Unstructured Document Processor MCP
by MKhalusova
A Model Context Protocol server that provides unstructured document processing capabilities.
This server enables LLMs to extract and use content from an unstructured document.
**This repo is work in progress, proceed with caution :)**
Supported file types:
```
{".abw", ".bmp", ".csv", ".cwk", ".dbf", ".dif", ".doc", ".docm", ".docx", ".dot",
".dotm", ".eml", ".epub", ".et", ".eth", ".fods", ".gif", ".heic", ".htm", ".html",
".hwp", ".jpeg", ".jpg", ".md", ".mcw", ".mw", ".odt", ".org", ".p7s", ".pages",
".pbd", ".pdf", ".png", ".pot", ".potm", ".ppt", ".pptm", ".pptx", ".prn", ".rst",
".rtf", ".sdp", ".sgl", ".svg", ".sxg", ".tiff", ".txt", ".tsv", ".uof", ".uos1",
".uos2", ".web", ".webp", ".wk2", ".xls", ".xlsb", ".xlsm", ".xlsx", ".xlw", ".xml",
".zabw"}
```
Prerequisites:
You'll need:
* Two S3 buckets, one will be used as a source of documents in a processing workflow, and the other one will
be a destination since Unstructured Platform currently doesn't support local sources and destinations.

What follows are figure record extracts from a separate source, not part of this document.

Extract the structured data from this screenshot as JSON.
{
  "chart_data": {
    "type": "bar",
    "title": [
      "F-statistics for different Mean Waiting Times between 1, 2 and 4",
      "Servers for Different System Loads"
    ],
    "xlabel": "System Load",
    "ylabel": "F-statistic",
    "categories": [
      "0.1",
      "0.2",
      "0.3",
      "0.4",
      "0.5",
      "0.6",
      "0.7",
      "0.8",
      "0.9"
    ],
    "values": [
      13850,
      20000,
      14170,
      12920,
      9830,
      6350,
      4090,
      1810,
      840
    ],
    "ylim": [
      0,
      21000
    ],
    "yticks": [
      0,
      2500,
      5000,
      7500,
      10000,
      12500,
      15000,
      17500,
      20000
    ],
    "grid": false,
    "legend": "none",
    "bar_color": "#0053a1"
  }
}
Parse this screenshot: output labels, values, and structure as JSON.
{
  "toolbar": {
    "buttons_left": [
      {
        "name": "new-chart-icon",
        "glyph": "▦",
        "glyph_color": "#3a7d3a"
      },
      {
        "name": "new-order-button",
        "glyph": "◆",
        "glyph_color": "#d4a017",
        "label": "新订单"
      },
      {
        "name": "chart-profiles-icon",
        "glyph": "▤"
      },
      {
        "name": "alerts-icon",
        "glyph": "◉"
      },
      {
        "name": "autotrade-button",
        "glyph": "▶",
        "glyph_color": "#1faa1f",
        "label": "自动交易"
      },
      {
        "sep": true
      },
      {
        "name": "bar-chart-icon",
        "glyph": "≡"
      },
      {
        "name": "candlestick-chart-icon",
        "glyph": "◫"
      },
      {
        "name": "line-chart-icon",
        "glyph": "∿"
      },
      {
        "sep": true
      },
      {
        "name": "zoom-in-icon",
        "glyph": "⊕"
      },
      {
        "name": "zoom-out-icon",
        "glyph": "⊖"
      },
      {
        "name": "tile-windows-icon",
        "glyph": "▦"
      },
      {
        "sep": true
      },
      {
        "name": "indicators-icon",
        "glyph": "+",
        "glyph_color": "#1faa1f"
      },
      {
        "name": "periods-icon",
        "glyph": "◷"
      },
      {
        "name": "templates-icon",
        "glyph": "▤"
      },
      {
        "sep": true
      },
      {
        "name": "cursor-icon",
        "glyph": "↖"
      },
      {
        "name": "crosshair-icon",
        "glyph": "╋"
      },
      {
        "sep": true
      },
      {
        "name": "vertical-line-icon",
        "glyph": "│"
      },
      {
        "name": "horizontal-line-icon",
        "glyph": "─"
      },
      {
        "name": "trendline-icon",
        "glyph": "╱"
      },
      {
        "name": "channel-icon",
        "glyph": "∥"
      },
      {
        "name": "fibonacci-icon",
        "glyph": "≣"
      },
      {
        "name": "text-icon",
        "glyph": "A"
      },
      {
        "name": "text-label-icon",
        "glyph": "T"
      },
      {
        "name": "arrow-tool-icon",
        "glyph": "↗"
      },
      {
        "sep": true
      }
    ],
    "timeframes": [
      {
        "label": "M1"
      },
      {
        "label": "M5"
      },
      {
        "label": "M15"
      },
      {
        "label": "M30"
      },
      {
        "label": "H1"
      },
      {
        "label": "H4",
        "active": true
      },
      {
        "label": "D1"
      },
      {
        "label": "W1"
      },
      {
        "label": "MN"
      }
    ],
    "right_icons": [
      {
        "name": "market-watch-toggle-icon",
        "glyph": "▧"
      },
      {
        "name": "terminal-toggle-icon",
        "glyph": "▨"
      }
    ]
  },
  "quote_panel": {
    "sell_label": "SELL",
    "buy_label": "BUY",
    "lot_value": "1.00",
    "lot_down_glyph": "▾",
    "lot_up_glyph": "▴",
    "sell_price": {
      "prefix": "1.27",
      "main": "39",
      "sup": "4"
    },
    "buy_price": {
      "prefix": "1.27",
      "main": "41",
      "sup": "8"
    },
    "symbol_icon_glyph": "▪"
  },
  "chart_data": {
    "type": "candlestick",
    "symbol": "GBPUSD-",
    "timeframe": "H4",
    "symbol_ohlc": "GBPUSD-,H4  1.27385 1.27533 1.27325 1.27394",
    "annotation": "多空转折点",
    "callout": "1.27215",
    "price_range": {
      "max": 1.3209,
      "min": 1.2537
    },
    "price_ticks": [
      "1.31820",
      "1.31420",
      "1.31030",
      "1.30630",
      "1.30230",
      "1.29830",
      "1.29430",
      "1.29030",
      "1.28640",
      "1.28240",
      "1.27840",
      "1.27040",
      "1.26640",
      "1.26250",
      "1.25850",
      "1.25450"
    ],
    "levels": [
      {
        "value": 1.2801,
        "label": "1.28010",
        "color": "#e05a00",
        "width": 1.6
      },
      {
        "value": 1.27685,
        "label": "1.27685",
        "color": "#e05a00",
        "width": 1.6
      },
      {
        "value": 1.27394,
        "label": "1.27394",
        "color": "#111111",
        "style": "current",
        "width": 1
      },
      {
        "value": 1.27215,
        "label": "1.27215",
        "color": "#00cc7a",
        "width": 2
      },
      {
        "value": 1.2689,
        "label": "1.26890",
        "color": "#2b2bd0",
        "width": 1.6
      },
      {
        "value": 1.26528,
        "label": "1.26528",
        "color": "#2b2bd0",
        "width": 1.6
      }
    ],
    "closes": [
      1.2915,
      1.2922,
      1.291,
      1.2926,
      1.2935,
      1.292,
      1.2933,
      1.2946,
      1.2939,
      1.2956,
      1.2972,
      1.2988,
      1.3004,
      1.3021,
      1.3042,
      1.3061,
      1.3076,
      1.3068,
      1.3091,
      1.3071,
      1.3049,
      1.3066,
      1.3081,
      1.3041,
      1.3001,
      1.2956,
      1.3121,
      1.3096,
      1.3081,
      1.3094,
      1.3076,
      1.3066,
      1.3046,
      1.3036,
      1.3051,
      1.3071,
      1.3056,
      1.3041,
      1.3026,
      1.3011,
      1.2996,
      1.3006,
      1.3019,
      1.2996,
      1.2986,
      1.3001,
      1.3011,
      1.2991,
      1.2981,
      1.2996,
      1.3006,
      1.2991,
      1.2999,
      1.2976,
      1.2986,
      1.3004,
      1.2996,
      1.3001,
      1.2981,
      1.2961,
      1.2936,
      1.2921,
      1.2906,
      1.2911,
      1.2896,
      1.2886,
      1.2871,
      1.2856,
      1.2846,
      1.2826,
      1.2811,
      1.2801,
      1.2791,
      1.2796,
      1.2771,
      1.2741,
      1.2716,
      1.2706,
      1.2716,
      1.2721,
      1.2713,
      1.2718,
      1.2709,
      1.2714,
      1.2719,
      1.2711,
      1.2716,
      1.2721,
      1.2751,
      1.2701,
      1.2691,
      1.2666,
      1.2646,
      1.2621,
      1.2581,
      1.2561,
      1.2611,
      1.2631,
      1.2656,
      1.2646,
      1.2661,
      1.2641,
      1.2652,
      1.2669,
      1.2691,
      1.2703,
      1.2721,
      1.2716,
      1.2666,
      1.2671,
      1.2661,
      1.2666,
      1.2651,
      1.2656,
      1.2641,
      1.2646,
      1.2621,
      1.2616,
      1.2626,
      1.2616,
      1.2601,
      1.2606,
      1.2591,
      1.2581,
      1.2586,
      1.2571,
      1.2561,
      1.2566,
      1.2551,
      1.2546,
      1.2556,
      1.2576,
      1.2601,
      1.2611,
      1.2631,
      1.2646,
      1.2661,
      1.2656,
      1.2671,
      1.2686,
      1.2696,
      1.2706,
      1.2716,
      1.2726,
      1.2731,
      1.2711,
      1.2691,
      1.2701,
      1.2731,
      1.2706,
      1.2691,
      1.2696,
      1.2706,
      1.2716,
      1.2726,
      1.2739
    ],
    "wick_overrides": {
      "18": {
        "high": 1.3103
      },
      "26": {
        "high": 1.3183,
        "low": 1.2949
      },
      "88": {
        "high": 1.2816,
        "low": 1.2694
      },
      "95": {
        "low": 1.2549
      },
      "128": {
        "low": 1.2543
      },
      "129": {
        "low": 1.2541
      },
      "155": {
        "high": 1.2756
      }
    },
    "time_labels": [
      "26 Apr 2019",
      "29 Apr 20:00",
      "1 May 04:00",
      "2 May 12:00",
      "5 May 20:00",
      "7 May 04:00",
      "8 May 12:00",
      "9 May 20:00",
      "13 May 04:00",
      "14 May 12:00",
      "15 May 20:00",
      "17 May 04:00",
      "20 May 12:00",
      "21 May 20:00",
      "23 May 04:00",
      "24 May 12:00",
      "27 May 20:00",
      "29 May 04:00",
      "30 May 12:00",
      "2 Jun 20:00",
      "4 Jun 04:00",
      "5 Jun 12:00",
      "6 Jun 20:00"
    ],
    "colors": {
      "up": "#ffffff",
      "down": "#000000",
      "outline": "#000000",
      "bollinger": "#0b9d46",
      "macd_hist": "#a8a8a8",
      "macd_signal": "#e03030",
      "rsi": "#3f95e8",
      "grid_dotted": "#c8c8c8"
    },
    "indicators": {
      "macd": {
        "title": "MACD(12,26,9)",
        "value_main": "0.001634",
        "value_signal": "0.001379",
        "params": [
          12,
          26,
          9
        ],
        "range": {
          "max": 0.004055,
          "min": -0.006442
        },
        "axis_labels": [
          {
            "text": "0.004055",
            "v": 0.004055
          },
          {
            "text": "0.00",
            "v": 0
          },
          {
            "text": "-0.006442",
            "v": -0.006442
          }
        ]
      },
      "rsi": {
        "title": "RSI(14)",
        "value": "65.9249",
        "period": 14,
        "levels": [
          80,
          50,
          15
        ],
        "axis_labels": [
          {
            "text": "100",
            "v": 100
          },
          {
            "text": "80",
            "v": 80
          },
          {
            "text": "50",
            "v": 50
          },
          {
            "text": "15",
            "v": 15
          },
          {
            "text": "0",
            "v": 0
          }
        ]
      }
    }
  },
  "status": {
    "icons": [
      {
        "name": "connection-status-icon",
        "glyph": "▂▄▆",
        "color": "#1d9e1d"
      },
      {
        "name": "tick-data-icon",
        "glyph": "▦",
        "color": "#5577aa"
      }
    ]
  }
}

* Your AWS auth credentials: access key and secret key.
* Unstructured Platform API key.
Quick TLDR on how to add this MCP to your Claude Desktop:
1. Clone the repo and set up the UV environment.
2. Create a `.env` file in the root directory and add the following env variables: `AWS_S3_SOURCE_BUCKET`, `AWS_S3_DESTINATION_BUCKET`, `AWS_KEY`, `AWS_SECRET`, `UNSTRUCTURED_API_KEY`.
3. Run the MCP server: `uv run doc_processor.py`
4. Go to `~/Library/Application Support/Claude/` and create a `claude_desktop_config.json`. In that file add:
```
{
"mcpServers": {
"unstructured_doc_processor": {
"command": "PATH/TO/YOUR/UV",
"args": [
"--directory",
"ABSOLUTE/PATH/TO/YOUR/unstructured-mcp/",
"run",
"doc_processor.py"
],
"disabled": false
}
}
}
```
5. Restart Claude Desktop. You should now be able to use the MCP.